Heartland REACT
- Successor: Heartland READY
- Formation: 1967
- Dissolved: December 31, 2021
- Type: Non-Profit
- Focus: Radio Communications; Volunteer
- Location: Omaha, Nebraska;
- Parent organization: REACT International
- Volunteers: 70+ (2021)
- Website: www.heartlandreact.com
- Formerly called: Douglas County REACT

= Heartland REACT =

Heartland REACT was a chapter of REACT International based in Omaha, Nebraska. It was founded in 1967 as Douglas County REACT and incorporated as a non-profit organization in 1972 to provide communications as a public service in the event of emergency and non-emergency events around the Omaha metro area. The Omaha chapter of REACT International was dissolved in 2021 and the organization was reformed as Heartland READY.

==Purpose==

Heartland REACT provided communications in the event of severe weather. With over 70 trained storm spotters that rapidly deployed to relay weather and damage reports to the National Weather Service and the Douglas County and Sarpy County Emergency Management Agencies. Members were are located in three local news stations to provide meteorologists with visual reports.

In the winter, such as during a blizzard, members of the 4x4 Patrol scouted roads for citizens who had encountered trouble such as accidents and driving into the ditch, and transported them to a warm, safe place until help arrived. They also provided transportation for essential hospital personnel to their place of work if they are not able to get to work safely in their own vehicles.

In the event of special events as determined by local law enforcement, Heartland REACT was also called as first responders by the Omaha Police Department for missing children searches, missing endangered adults, amber alerts, and similar emergencies.

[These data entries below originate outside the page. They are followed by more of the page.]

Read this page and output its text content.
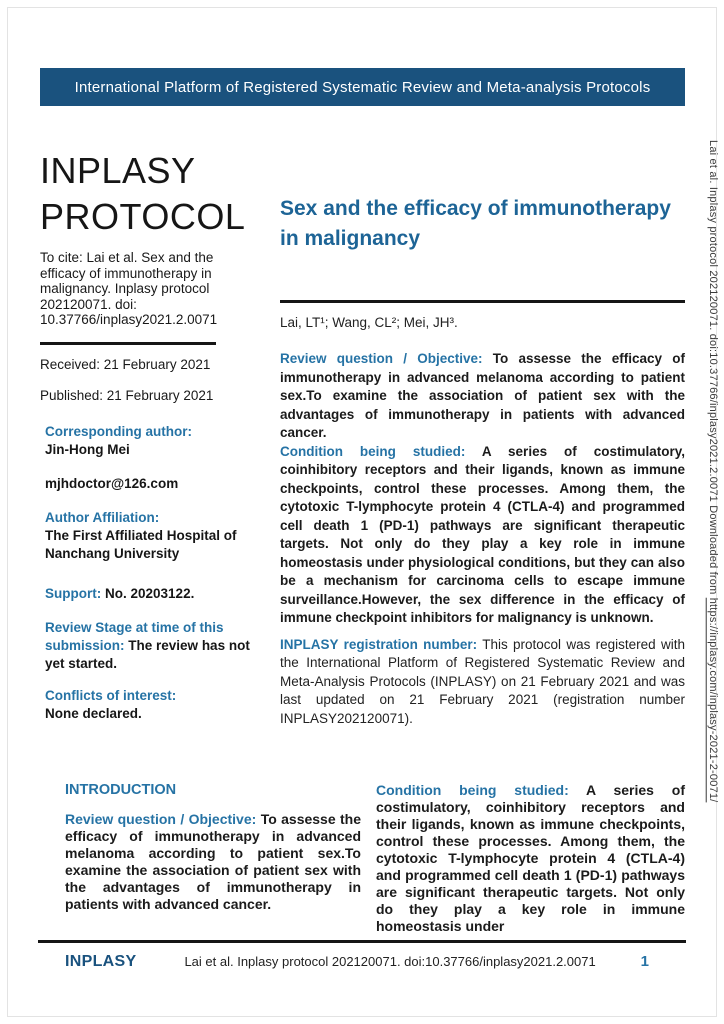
International Platform of Registered Systematic Review and Meta-analysis Protocols
INPLASY
PROTOCOL

To cite: Lai et al. Sex and the efficacy of immunotherapy in malignancy. Inplasy protocol 202120071. doi: 10.37766/inplasy2021.2.0071

Received: 21 February 2021

Published: 21 February 2021

Corresponding author:
Jin-Hong Mei
mjhdoctor@126.com
Author Affiliation:
The First Affiliated Hospital of Nanchang University
Support: No. 20203122.
Review Stage at time of this submission: The review has not yet started.
Conflicts of interest:
None declared.
Sex and the efficacy of immunotherapy in malignancy

Lai, LT¹; Wang, CL²; Mei, JH³.

Review question / Objective: To assesse the efficacy of immunotherapy in advanced melanoma according to patient sex.To examine the association of patient sex with the advantages of immunotherapy in patients with advanced cancer.

Condition being studied: A series of costimulatory, coinhibitory receptors and their ligands, known as immune checkpoints, control these processes. Among them, the cytotoxic T-lymphocyte protein 4 (CTLA-4) and programmed cell death 1 (PD-1) pathways are significant therapeutic targets. Not only do they play a key role in immune homeostasis under physiological conditions, but they can also be a mechanism for carcinoma cells to escape immune surveillance.However, the sex difference in the efficacy of immune checkpoint inhibitors for malignancy is unknown.

INPLASY registration number: This protocol was registered with the International Platform of Registered Systematic Review and Meta-Analysis Protocols (INPLASY) on 21 February 2021 and was last updated on 21 February 2021 (registration number INPLASY202120071).

INTRODUCTION

Review question / Objective: To assesse the efficacy of immunotherapy in advanced melanoma according to patient sex.To examine the association of patient sex with the advantages of immunotherapy in patients with advanced cancer.

Condition being studied: A series of costimulatory, coinhibitory receptors and their ligands, known as immune checkpoints, control these processes. Among them, the cytotoxic T-lymphocyte protein 4 (CTLA-4) and programmed cell death 1 (PD-1) pathways are significant therapeutic targets. Not only do they play a key role in immune homeostasis under

INPLASY	Lai et al. Inplasy protocol 202120071. doi:10.37766/inplasy2021.2.0071	1
Lai et al. Inplasy protocol 202120071. doi:10.37766/inplasy2021.2.0071 Downloaded from https://inplasy.com/inplasy-2021-2-0071/
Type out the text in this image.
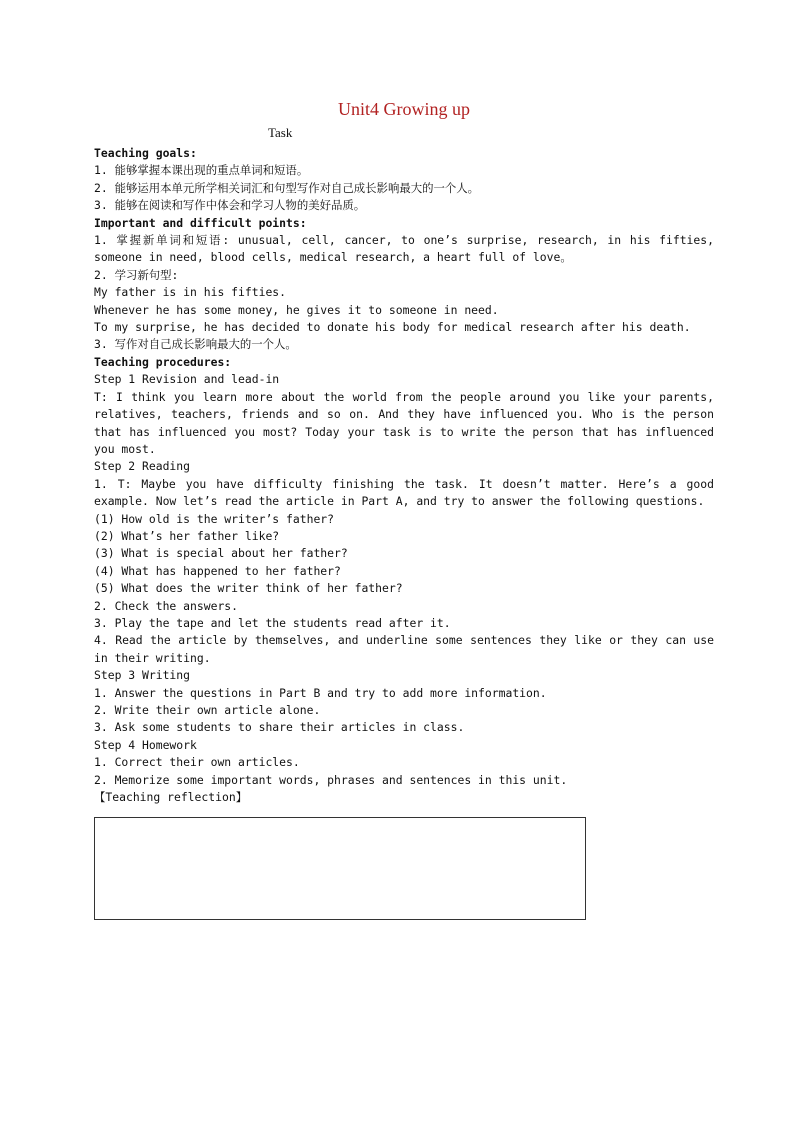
Unit4 Growing up
Task
Teaching goals:
1. 能够掌握本课出现的重点单词和短语。
2. 能够运用本单元所学相关词汇和句型写作对自己成长影响最大的一个人。
3. 能够在阅读和写作中体会和学习人物的美好品质。
Important and difficult points:
1. 掌握新单词和短语: unusual, cell, cancer, to one’s surprise, research, in his fifties, someone in need, blood cells, medical research, a heart full of love。
2. 学习新句型:
My father is in his fifties.
Whenever he has some money, he gives it to someone in need.
To my surprise, he has decided to donate his body for medical research after his death.
3. 写作对自己成长影响最大的一个人。
Teaching procedures:
Step 1 Revision and lead-in
T: I think you learn more about the world from the people around you like your parents, relatives, teachers, friends and so on. And they have influenced you. Who is the person that has influenced you most? Today your task is to write the person that has influenced you most.
Step 2 Reading
1. T: Maybe you have difficulty finishing the task. It doesn’t matter. Here’s a good example. Now let’s read the article in Part A, and try to answer the following questions.
(1) How old is the writer’s father?
(2) What’s her father like?
(3) What is special about her father?
(4) What has happened to her father?
(5) What does the writer think of her father?
2. Check the answers.
3. Play the tape and let the students read after it.
4. Read the article by themselves, and underline some sentences they like or they can use in their writing.
Step 3 Writing
1. Answer the questions in Part B and try to add more information.
2. Write their own article alone.
3. Ask some students to share their articles in class.
Step 4 Homework
1. Correct their own articles.
2. Memorize some important words, phrases and sentences in this unit.
【Teaching reflection】
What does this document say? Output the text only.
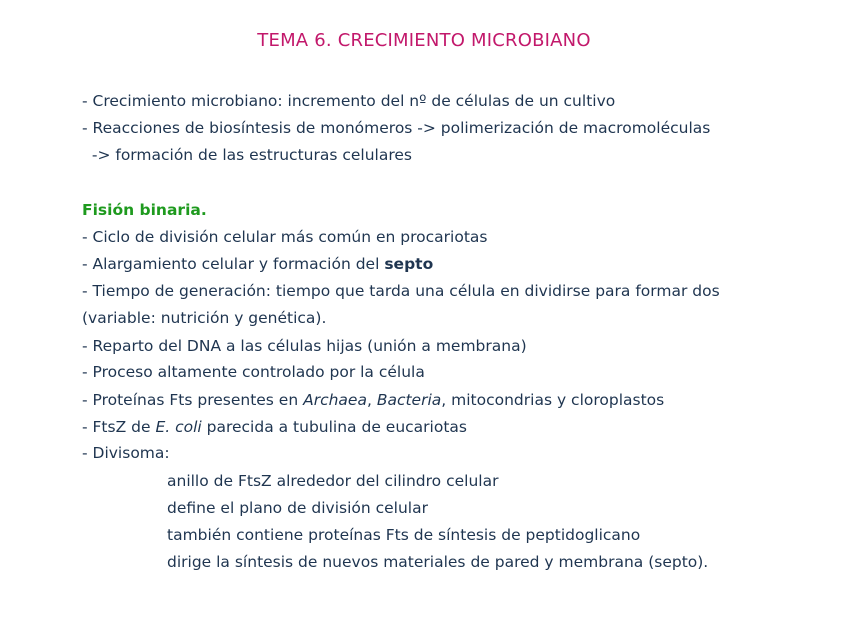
TEMA 6. CRECIMIENTO MICROBIANO
- Crecimiento microbiano: incremento del nº de células de un cultivo
- Reacciones de biosíntesis de monómeros -> polimerización de macromoléculas
-> formación de las estructuras celulares
Fisión binaria.
- Ciclo de división celular más común en procariotas
- Alargamiento celular y formación del septo
- Tiempo de generación: tiempo que tarda una célula en dividirse para formar dos
(variable: nutrición y genética).
- Reparto del DNA a las células hijas (unión a membrana)
- Proceso altamente controlado por la célula
- Proteínas Fts presentes en Archaea, Bacteria, mitocondrias y cloroplastos
- FtsZ de E. coli parecida a tubulina de eucariotas
- Divisoma:
anillo de FtsZ alrededor del cilindro celular
define el plano de división celular
también contiene proteínas Fts de síntesis de peptidoglicano
dirige la síntesis de nuevos materiales de pared y membrana (septo).
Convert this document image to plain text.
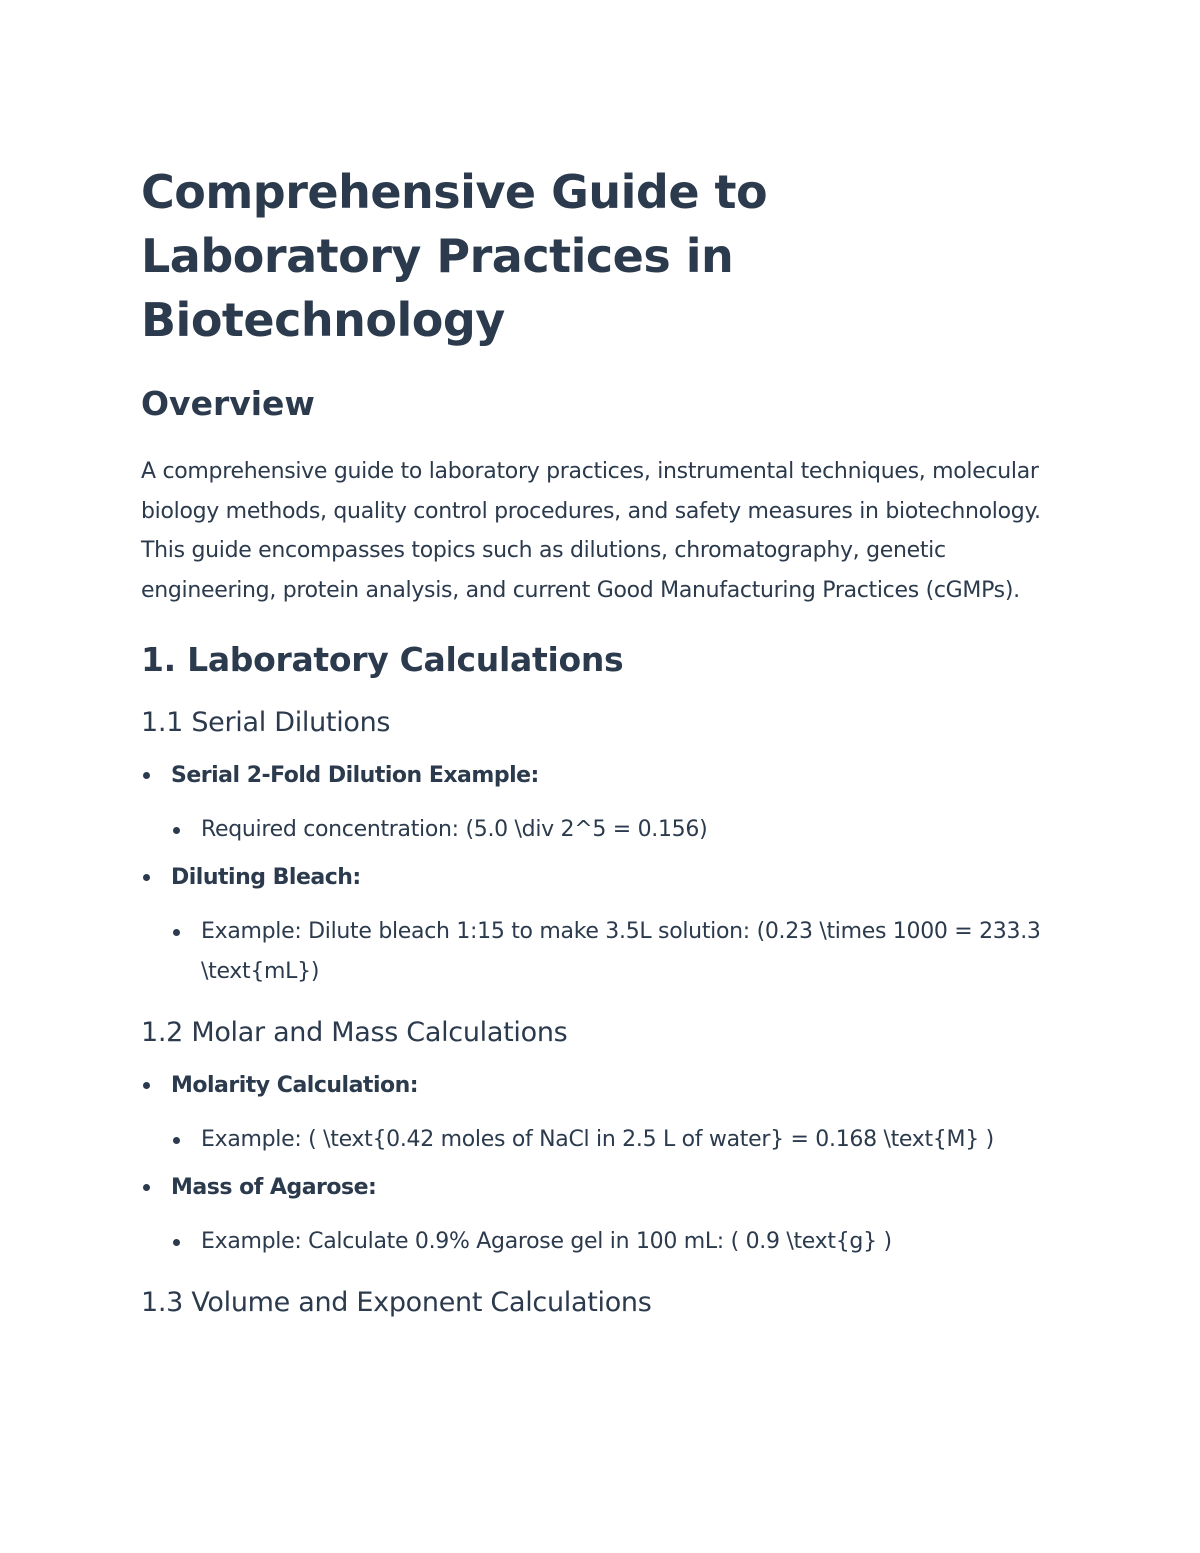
Comprehensive Guide to Laboratory Practices in Biotechnology
Overview

A comprehensive guide to laboratory practices, instrumental techniques, molecular biology methods, quality control procedures, and safety measures in biotechnology. This guide encompasses topics such as dilutions, chromatography, genetic engineering, protein analysis, and current Good Manufacturing Practices (cGMPs).

1. Laboratory Calculations
1.1 Serial Dilutions
Serial 2-Fold Dilution Example:
Required concentration: (5.0 \div 2^5 = 0.156)
Diluting Bleach:
Example: Dilute bleach 1:15 to make 3.5L solution: (0.23 \times 1000 = 233.3 \text{mL})
1.2 Molar and Mass Calculations
Molarity Calculation:
Example: ( \text{0.42 moles of NaCl in 2.5 L of water} = 0.168 \text{M} )
Mass of Agarose:
Example: Calculate 0.9% Agarose gel in 100 mL: ( 0.9 \text{g} )
1.3 Volume and Exponent Calculations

Heartland REACT provided free communications services for various events such a parades, bike rides, and walks/runs in order to ensure the safety of those participating in such events.

===Events===
Communications were provided for multiple events each year. Some of the events worked were:

- Engineers Without Boarders
- Omaha Duathlon
- 7 Lakes Marathon
- NE Science Festival
- Omaha Women's Triathlon
- Flanagan Lake Triathlon
- O.W.L. Ride
- Omaha Triathlon
- A.F.S.P. Suicide Prevention Walk
- Black Squirrel Triathlon
- Heartland Marathon
- Florence Days Parade
- Halloween Patrol
- N.A.M.I. Walk
- Omaha Metro Heart Walk
- Omaha Safety Fair

==Communications Methods==
Heartland REACT used a combination of radio services to communicate. When first started, CB radios were used, but the team soon evolved into more reliable forms of communication.

===Citizens Band Radio===
In the early days of REACT, its primary purpose was to monitor Channel 9 on the Citizens' band radio for emergencies. Heartland REACT too used "Class D" CB radios. However, as the "CB craze" began to dwindle, this service was eventually discontinued.

===GMRS===
After a massive 1975 Tornado that hit Omaha, damage assessment was taken by REACT members around the city. However, "Class D" CB radio communications proved unreliable due to radio skip. After enough donations were received, the decision was made to abandon Class D CB Radios and the team moved to "Class A" CB Radios, which eventually became the General Mobile Radio Service. A repeater was purchased and installed, which operated at the frequency 462.700 MHz. Because this frequency is an "interstitial" frequency, the public was able to listen directly to the organizations communications using FRS radios. In 2010, Heartland REACT began streaming a feed of its GMRS repeater to the internet for the public listening via the Radio Reference website, and several mobile phone applications. Though the repeater was later upgraded and replaced in the late 1970s, the frequency was never changed and was in use until March 2011 when it was repurposed as an amateur radio repeater.

===Amateur Radio===
In 2009, a member vote was taken and it was decided to move the organization to the Amateur Radio service. Many members were already licensed Amateur Radio Operator's. Because GMRS radios are type accepted by the FCC, it was determined that a move to the 70cm (440 MHz) Amateur Band was most feasible as many of the team's existing radios could be programmed to run on these frequencies, incurring minimal overhead in equipment costs and downtime during the transition. In April 2010, a UHF HAM repeater was purchased for use. By September 1, 2010, all members of Heartland REACT were required to hold a Technician class amateur radio license or higher. The former GMRS repeater was repurposed and relocated to a different tower in Sarpy County until it eventually failed. In 2012, a used Motorola repeater was purchased, programmed and established in Elkhorn operating at 442.950 MHz. Both repeaters utilized a CTCSS tone of 146.2 Hz and are open to the public except when a REACT net was in operation. In 2020, Heartland REACT began moving to Digital Mobile Radio communications using Motorola DMR repeaters on the same amateur frequencies and in 2021, abandoned all analog communications.